Your rules really are:
- Date
- A bunch of characters that aren't a comma (including second date and city name).
- A comma.
- State (one word).
So build a regex that sticks to that. You can, as you are doing now, take a shortcut by skipping the second number, but note that you do lose support for cities that start with numbers (which probably won't happen). Also you don't care about the state. So, e.g.:
String re1 = "(\\d+)"; // match first number
String re2 = "[^,]*"; // skip everything thats not a comma
String re3 = ","; // skip the comma
String re4 = "[\\s]*"; // skip whitespace
String re5 = "([a-z]+)"; // match letters (state)
String regex = re1 + re2 + re3 + re4 + re5;
There are other options as well, but I personally find regular expressions to be very straightforward for things like this. You could use various combinations of split()
, as other posters have detailed.
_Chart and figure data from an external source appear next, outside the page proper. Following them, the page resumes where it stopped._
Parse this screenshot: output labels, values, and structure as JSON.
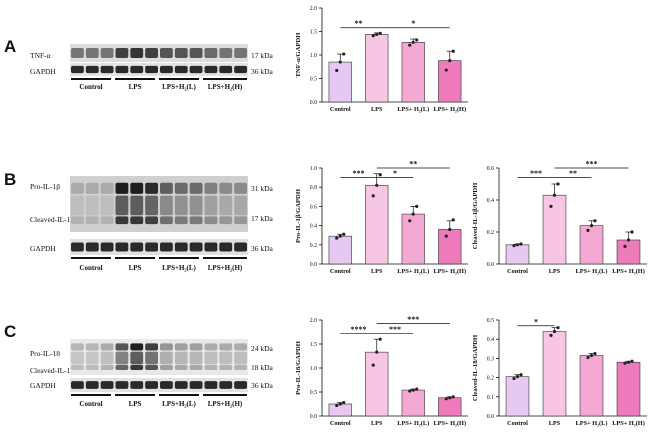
{
  "panels": {
    "A": {
      "letter": "A",
      "bands": [
        {
          "label": "TNF-α",
          "kda": "17 kDa"
        },
        {
          "label": "GAPDH",
          "kda": "36 kDa"
        }
      ],
      "groups": [
        "Control",
        "LPS",
        "LPS+H₂(L)",
        "LPS+H₂(H)"
      ]
    },
    "B": {
      "letter": "B",
      "bands": [
        {
          "label": "Pro-IL-1β",
          "kda": "31 kDa"
        },
        {
          "label": "Cleaved-IL-1β",
          "kda": "17 kDa"
        },
        {
          "label": "GAPDH",
          "kda": "36 kDa"
        }
      ],
      "groups": [
        "Control",
        "LPS",
        "LPS+H₂(L)",
        "LPS+H₂(H)"
      ]
    },
    "C": {
      "letter": "C",
      "bands": [
        {
          "label": "Pro-IL-18",
          "kda": "24 kDa"
        },
        {
          "label": "Cleaved-IL-18",
          "kda": "18 kDa"
        },
        {
          "label": "GAPDH",
          "kda": "36 kDa"
        }
      ],
      "groups": [
        "Control",
        "LPS",
        "LPS+H₂(L)",
        "LPS+H₂(H)"
      ]
    }
  },
  "colors": [
    "#e6c8f0",
    "#f6c6e4",
    "#f4a8d4",
    "#ee7cbc"
  ],
  "chart_data": [
    {
      "id": "tnf",
      "type": "bar",
      "categories": [
        "Control",
        "LPS",
        "LPS+ H₂(L)",
        "LPS+ H₂(H)"
      ],
      "values": [
        0.85,
        1.44,
        1.27,
        0.88
      ],
      "errors": [
        0.17,
        0.03,
        0.07,
        0.2
      ],
      "points": [
        [
          0.67,
          0.85,
          1.02
        ],
        [
          1.41,
          1.44,
          1.46
        ],
        [
          1.21,
          1.27,
          1.32
        ],
        [
          0.68,
          0.88,
          1.08
        ]
      ],
      "ylabel": "TNF-α/GAPDH",
      "ylim": [
        0,
        2.0
      ],
      "yticks": [
        "0.0",
        "0.5",
        "1.0",
        "1.5",
        "2.0"
      ],
      "ytick_values": [
        0,
        0.5,
        1.0,
        1.5,
        2.0
      ],
      "sig": [
        {
          "from": 0,
          "to": 1,
          "label": "**",
          "level": 1.58
        },
        {
          "from": 1,
          "to": 3,
          "label": "*",
          "level": 1.58
        }
      ]
    },
    {
      "id": "pro-il1b",
      "type": "bar",
      "categories": [
        "Control",
        "LPS",
        "LPS+ H₂(L)",
        "LPS+ H₂(H)"
      ],
      "values": [
        0.29,
        0.82,
        0.52,
        0.36
      ],
      "errors": [
        0.02,
        0.12,
        0.08,
        0.09
      ],
      "points": [
        [
          0.27,
          0.29,
          0.31
        ],
        [
          0.71,
          0.82,
          0.93
        ],
        [
          0.45,
          0.52,
          0.6
        ],
        [
          0.29,
          0.36,
          0.46
        ]
      ],
      "ylabel": "Pro-IL-1β/GAPDH",
      "ylim": [
        0,
        1.0
      ],
      "yticks": [
        "0.0",
        "0.2",
        "0.4",
        "0.6",
        "0.8",
        "1.0"
      ],
      "ytick_values": [
        0,
        0.2,
        0.4,
        0.6,
        0.8,
        1.0
      ],
      "sig": [
        {
          "from": 0,
          "to": 1,
          "label": "***",
          "level": 0.9
        },
        {
          "from": 1,
          "to": 2,
          "label": "*",
          "level": 0.9
        },
        {
          "from": 1,
          "to": 3,
          "label": "**",
          "level": 1.0
        }
      ]
    },
    {
      "id": "cleaved-il1b",
      "type": "bar",
      "categories": [
        "Control",
        "LPS",
        "LPS+ H₂(L)",
        "LPS+ H₂(H)"
      ],
      "values": [
        0.12,
        0.43,
        0.24,
        0.15
      ],
      "errors": [
        0.005,
        0.07,
        0.03,
        0.05
      ],
      "points": [
        [
          0.115,
          0.12,
          0.125
        ],
        [
          0.36,
          0.43,
          0.5
        ],
        [
          0.21,
          0.24,
          0.27
        ],
        [
          0.11,
          0.15,
          0.2
        ]
      ],
      "ylabel": "Cleaved-IL-1β/GAPDH",
      "ylim": [
        0,
        0.6
      ],
      "yticks": [
        "0.0",
        "0.2",
        "0.4",
        "0.6"
      ],
      "ytick_values": [
        0,
        0.2,
        0.4,
        0.6
      ],
      "sig": [
        {
          "from": 0,
          "to": 1,
          "label": "***",
          "level": 0.54
        },
        {
          "from": 1,
          "to": 2,
          "label": "**",
          "level": 0.54
        },
        {
          "from": 1,
          "to": 3,
          "label": "***",
          "level": 0.6
        }
      ]
    },
    {
      "id": "pro-il18",
      "type": "bar",
      "categories": [
        "Control",
        "LPS",
        "LPS+ H₂(L)",
        "LPS+ H₂(H)"
      ],
      "values": [
        0.25,
        1.33,
        0.54,
        0.38
      ],
      "errors": [
        0.03,
        0.27,
        0.02,
        0.02
      ],
      "points": [
        [
          0.22,
          0.25,
          0.28
        ],
        [
          1.06,
          1.33,
          1.6
        ],
        [
          0.52,
          0.54,
          0.56
        ],
        [
          0.36,
          0.38,
          0.4
        ]
      ],
      "ylabel": "Pro-IL-18/GAPDH",
      "ylim": [
        0,
        2.0
      ],
      "yticks": [
        "0.0",
        "0.5",
        "1.0",
        "1.5",
        "2.0"
      ],
      "ytick_values": [
        0,
        0.5,
        1.0,
        1.5,
        2.0
      ],
      "sig": [
        {
          "from": 0,
          "to": 1,
          "label": "****",
          "level": 1.72
        },
        {
          "from": 1,
          "to": 2,
          "label": "***",
          "level": 1.72
        },
        {
          "from": 1,
          "to": 3,
          "label": "***",
          "level": 1.93
        }
      ]
    },
    {
      "id": "cleaved-il18",
      "type": "bar",
      "categories": [
        "Control",
        "LPS",
        "LPS+ H₂(L)",
        "LPS+ H₂(H)"
      ],
      "values": [
        0.205,
        0.44,
        0.315,
        0.28
      ],
      "errors": [
        0.01,
        0.02,
        0.01,
        0.005
      ],
      "points": [
        [
          0.195,
          0.205,
          0.215
        ],
        [
          0.42,
          0.44,
          0.46
        ],
        [
          0.305,
          0.315,
          0.325
        ],
        [
          0.275,
          0.28,
          0.285
        ]
      ],
      "ylabel": "Cleaved-IL-18/GAPDH",
      "ylim": [
        0,
        0.5
      ],
      "yticks": [
        "0.0",
        "0.1",
        "0.2",
        "0.3",
        "0.4",
        "0.5"
      ],
      "ytick_values": [
        0,
        0.1,
        0.2,
        0.3,
        0.4,
        0.5
      ],
      "sig": [
        {
          "from": 0,
          "to": 1,
          "label": "*",
          "level": 0.47
        }
      ]
    }
  ]
}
You could directly look for commas and whitespace with indexOf()
and pull out substrings. You could even convince a Scanner
or perhaps a StringTokenizer
or StreamTokenizer
to work for you. However, regular expressions exist to solve problems like this and are a good tool for the job.
Here is an example with StringTokenizer
:
StringTokenizer t = new StringTokenizer(txt, " \t");
String date = t.nextToken();
t.nextToken(); // skip second date
t.nextToken(","); // change delimiter to comma and skip city
t.nextToken(" \t"); // back to whitespace and skip comma
String state = t.nextToken();
Still, I feel a regex expresses the rules more cleanly.
By the way, for future debugging, sometimes it helps to just print out all of the capture groups, this can give you insight into what is matching what. A good technique is to put every component of your regex in a capture group temporarily, then print them all out.